Stress response regulation of mRNA translation: Implications for antioxidant enzyme expression in cancer

Abstract

From tumorigenesis to advanced metastatic stages, tumor cells encounter stress, ranging from limited nutrient and oxygen supply within the tumor microenvironment to extrinsic and intrinsic oxidative stress. Thus, tumor cells seize regulatory pathways to rapidly adapt to distinct physiologic conditions to promote cellular survival, including manipulation of mRNA translation. While it is now well established that metastatic tumor cells must up-regulate their antioxidant capacity to effectively spread and that regulation of antioxidant enzymes is imperative to disease progression, relatively few studies have assessed how translation and the hijacking of RNA systems contribute to antioxidant responses of tumors. Here, we review the major stress signaling pathways involved in translational regulation and discuss how these are affected by oxidative stress to promote prosurvival changes that manipulate antioxidant enzyme expression. We describe how tumors elicit these adaptive responses and detail how stress-induced translation can be regulated by kinases, RNA-binding proteins, RNA species, and RNA modification systems. We also highlight opportunities for further studies focused on the role of mRNA translation and RNA systems in the regulation of antioxidant enzyme expression, which may be of particular importance in the context of metastatic progression and therapeutic resistance.

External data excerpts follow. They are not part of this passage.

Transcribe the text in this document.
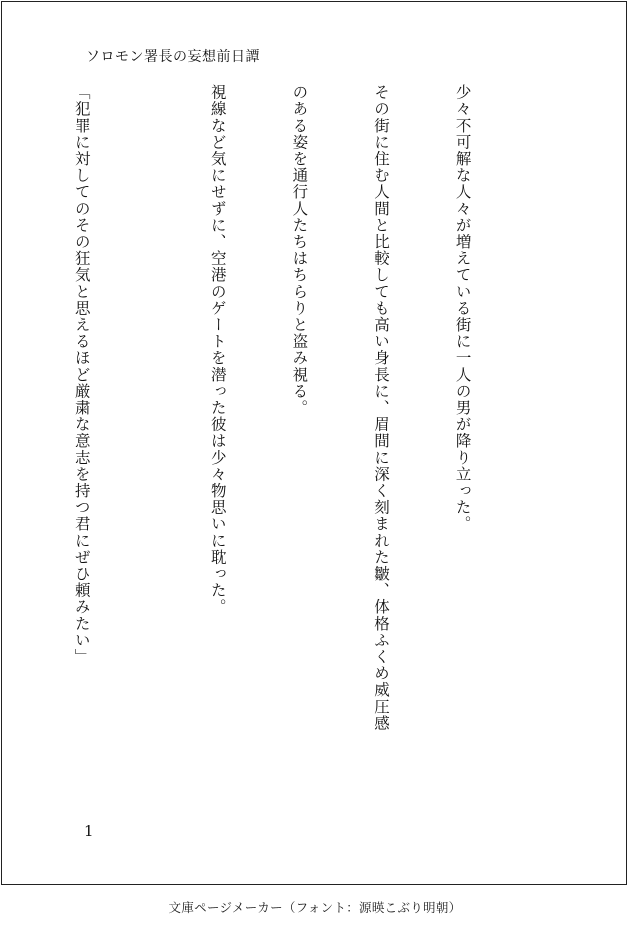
ソロモン署長の妄想前日譚

少々不可解な人々が増えている街に一人の男が降り立った。

その街に住む人間と比較しても高い身長に、眉間に深く刻まれた皺、体格ふくめ威圧感

のある姿を通行人たちはちらりと盗み視る。

視線など気にせずに、空港のゲートを潜った彼は少々物思いに耽った。

「犯罪に対してのその狂気と思えるほど厳粛な意志を持つ君にぜひ頼みたい」

1
文庫ページメーカー（フォント：源暎こぶり明朝）
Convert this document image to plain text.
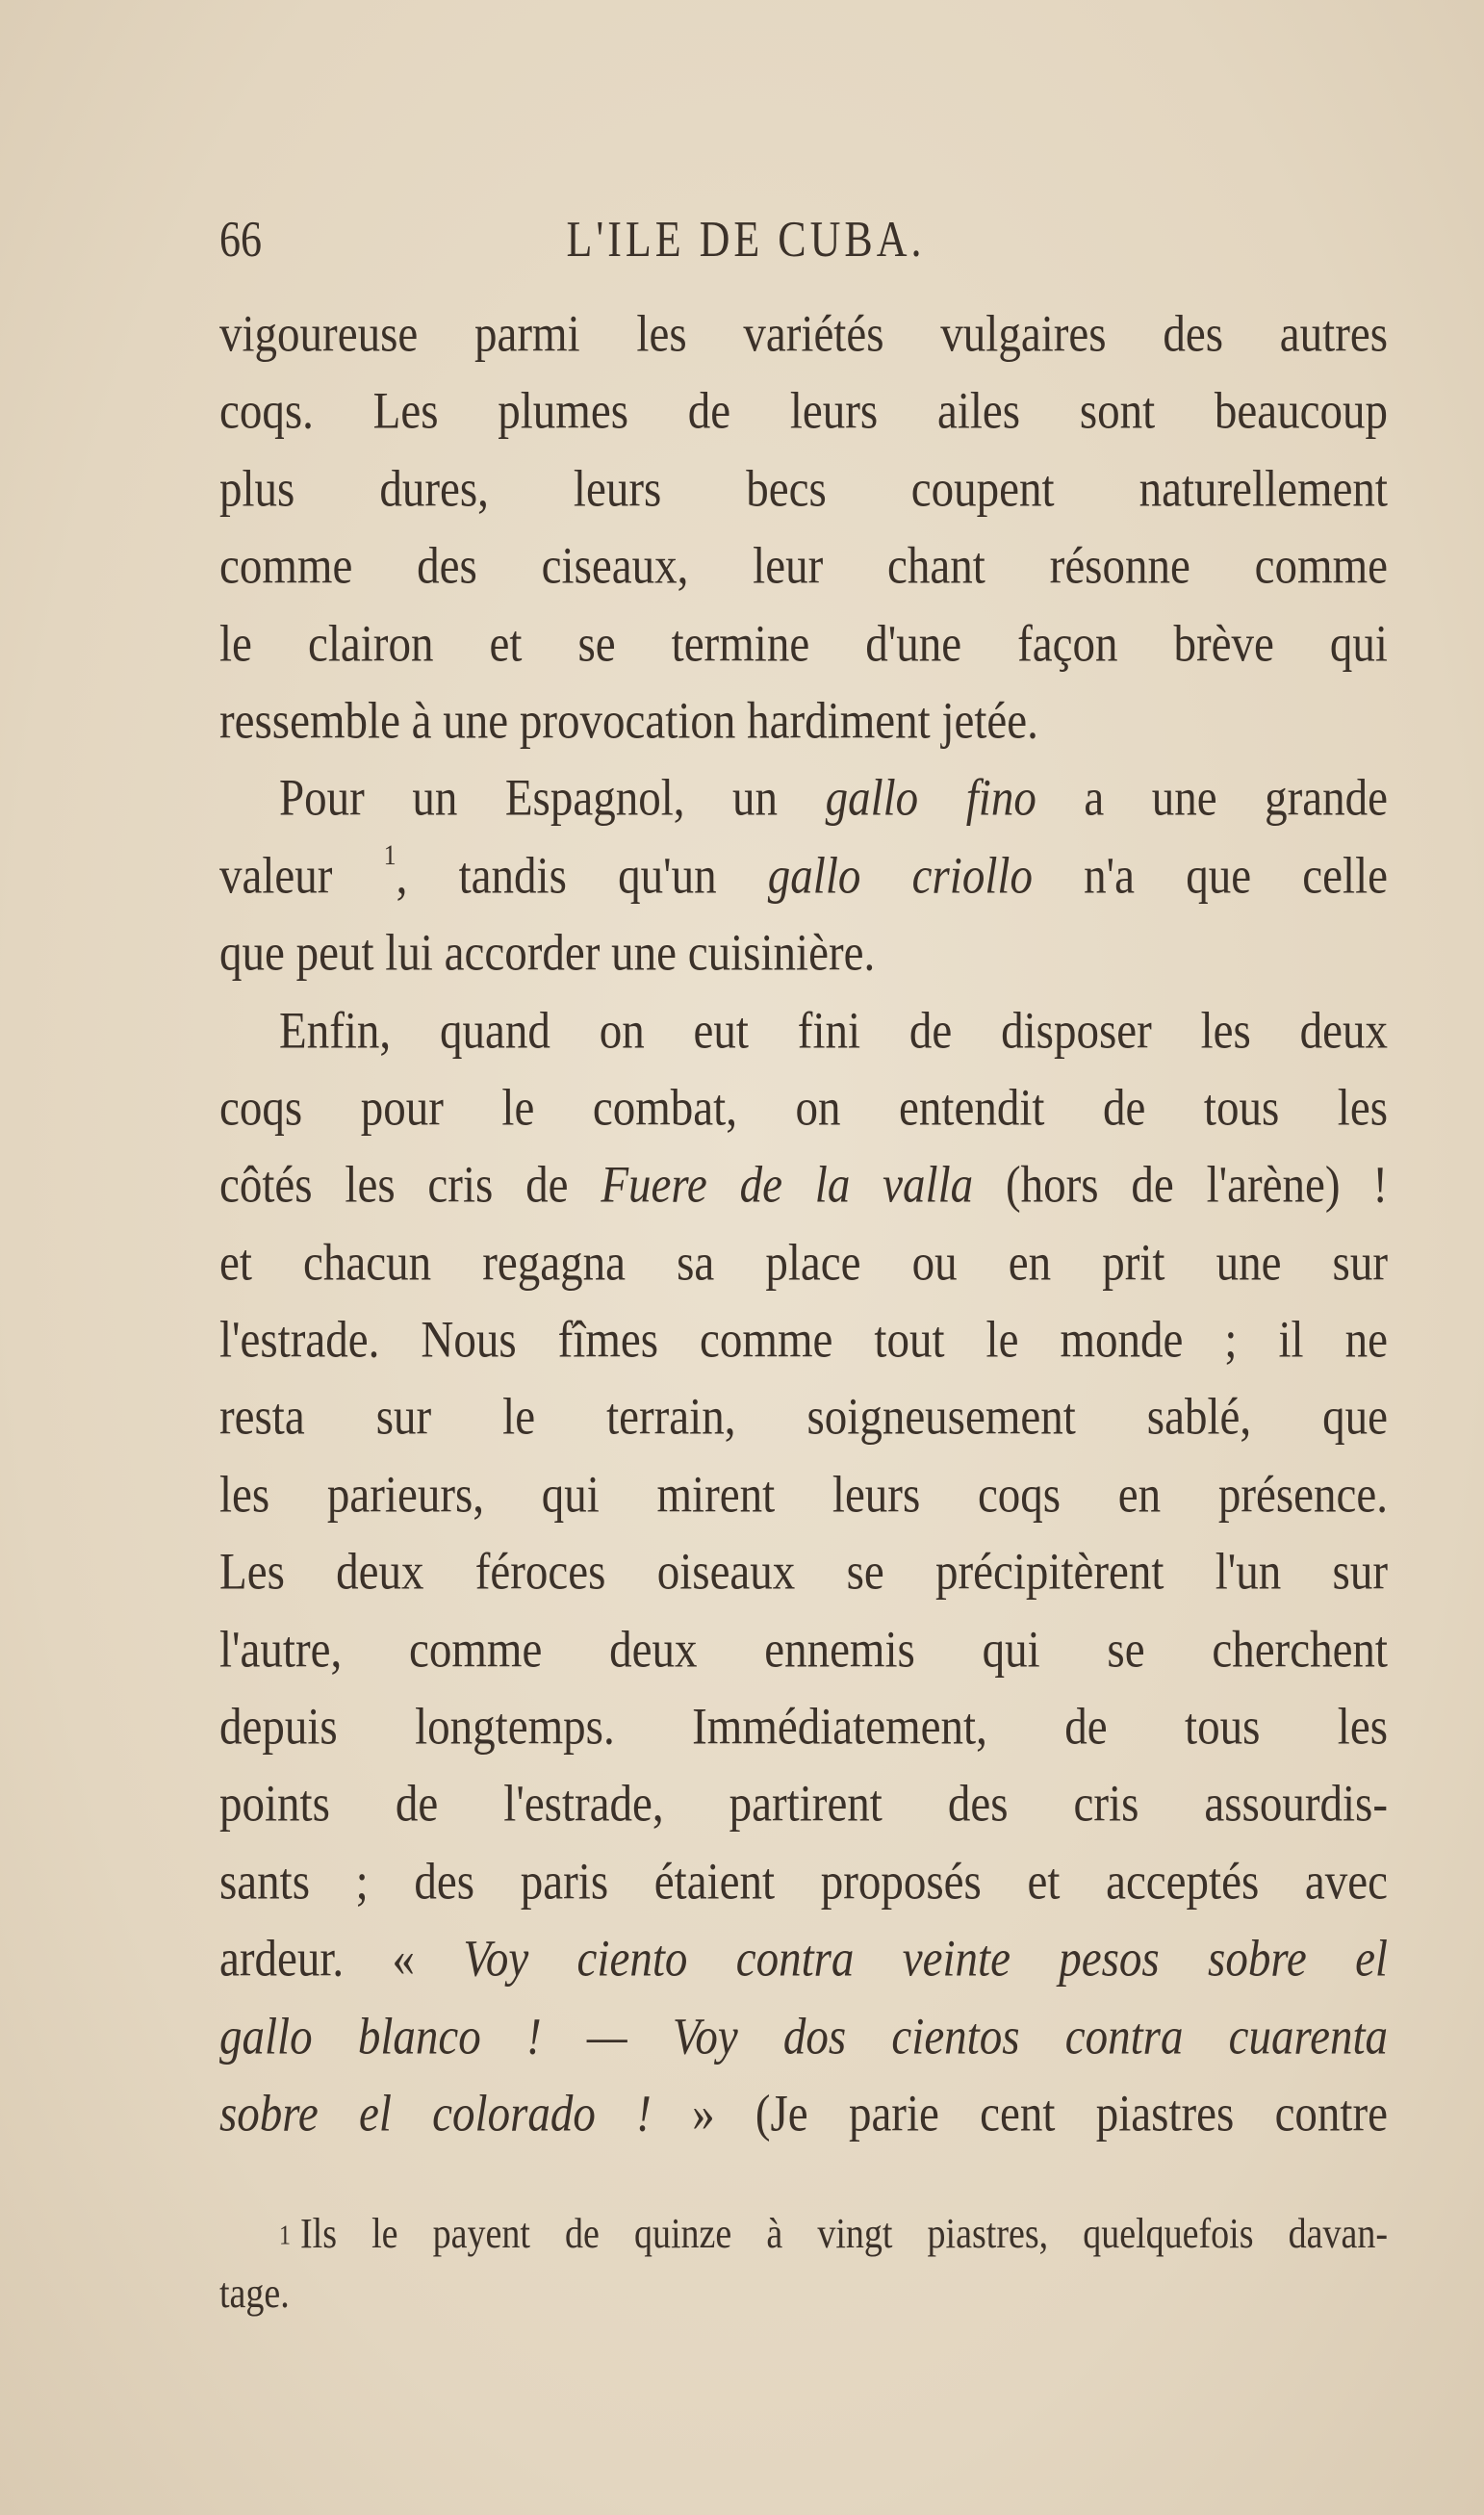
66	L'ILE DE CUBA.
vigoureuse parmi les variétés vulgaires des autres
coqs. Les plumes de leurs ailes sont beaucoup
plus dures, leurs becs coupent naturellement
comme des ciseaux, leur chant résonne comme
le clairon et se termine d'une façon brève qui
ressemble à une provocation hardiment jetée.
Pour un Espagnol, un gallo fino a une grande
valeur $^1$, tandis qu'un gallo criollo n'a que celle
que peut lui accorder une cuisinière.
Enfin, quand on eut fini de disposer les deux
coqs pour le combat, on entendit de tous les
côtés les cris de Fuere de la valla (hors de l'arène) !
et chacun regagna sa place ou en prit une sur
l'estrade. Nous fîmes comme tout le monde ; il ne
resta sur le terrain, soigneusement sablé, que
les parieurs, qui mirent leurs coqs en présence.
Les deux féroces oiseaux se précipitèrent l'un sur
l'autre, comme deux ennemis qui se cherchent
depuis longtemps. Immédiatement, de tous les
points de l'estrade, partirent des cris assourdis-
sants ; des paris étaient proposés et acceptés avec
ardeur. « Voy ciento contra veinte pesos sobre el
gallo blanco ! — Voy dos cientos contra cuarenta
sobre el colorado ! » (Je parie cent piastres contre
$^1$ Ils le payent de quinze à vingt piastres, quelquefois davan-
tage.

Keywords: Antioxidant; Cancer; RNA.

Fig. 1.

mTOR and the integrated stress response (ISR) regulate CAP-dependent translation. (A) During different stages of the tumor development and progression, cancer cells experience various forms of intrinsic and extrinsic sources of stress that activate (B) or inhibit mTOR-dependent protein synthesis (C), pathways that block high-energy-demanding cap-dependent translation and thus aid tumor cell survival. (B) Phosphorylation of eIF2α by ISR kinases PKR, HRI, PERK, and GNC2 results in the abrogation of translation initiation. (C) mTORC1 integrates growth factor and oncogene signaling inputs and adjusts mRNA translation based on cellular demands. (D) The cap-dependent translation machinery is regulated at the formation of the 43S preinitiation complex, translational initiation via eIF4, and elongation via eEF2.

Fig. 2.

IRES and uORFs drive selective, cap-independent translation. (A) i) Translation of two uORF within the 5′UTR of the ATF4 transcript inhibits ATF4 translation in normal conditions. ii) In response to the ISR, the level of functional eIF2 decreases, and the scanning ribosome cannot associate with the translation initiation factors in a timely fashion. Delayed translation reinitiation allows time for ribosome to scan through and bypass of the second uORF allowing for ATF4 protein synthesis initiation at the main ORF. (B) i) Under normal conditions, IRES elements can inhibit translation of stress response transcripts by structurally interfering binding of the ribosome with the ORF. ii) Under stress conditions, conformational changes in IRES elements can trigger translation in a cap-independent manner by directly recruiting the ribosome to the mRNA near the AUG start codon through interaction with ITAFs.

Fig. 3.

Regulatory changes to tRNA structure. Under low abundance of essential amino acids, tRNAs can no longer be charged with their corresponding amino acids, and this leads to accumulation of uncharged tRNAs, GCN2 activation, and translational reprogramming. tRNA modifications include cleavage, chemical modifications, and mischarging. Endonucleolytic cleavage of tRNAs can lead to 5′ and 3′ halves, and the 5′ half directly inhibits translation initiation. Cleavage at the 3′ end eliminates the CCA sequence and deactivates tRNAs to reduce the functional tRNA pool under stress. Among many chemical modifications in tRNAs, mcm⁵Um at the wobble U34 base is particularly important for selenocysteine incorporation. tRNA mischarging increases the frequency of Met misincorporation to nascent polypeptides, which in turn protects cells from oxidative stress through sulfur-dependent ROS scavenging.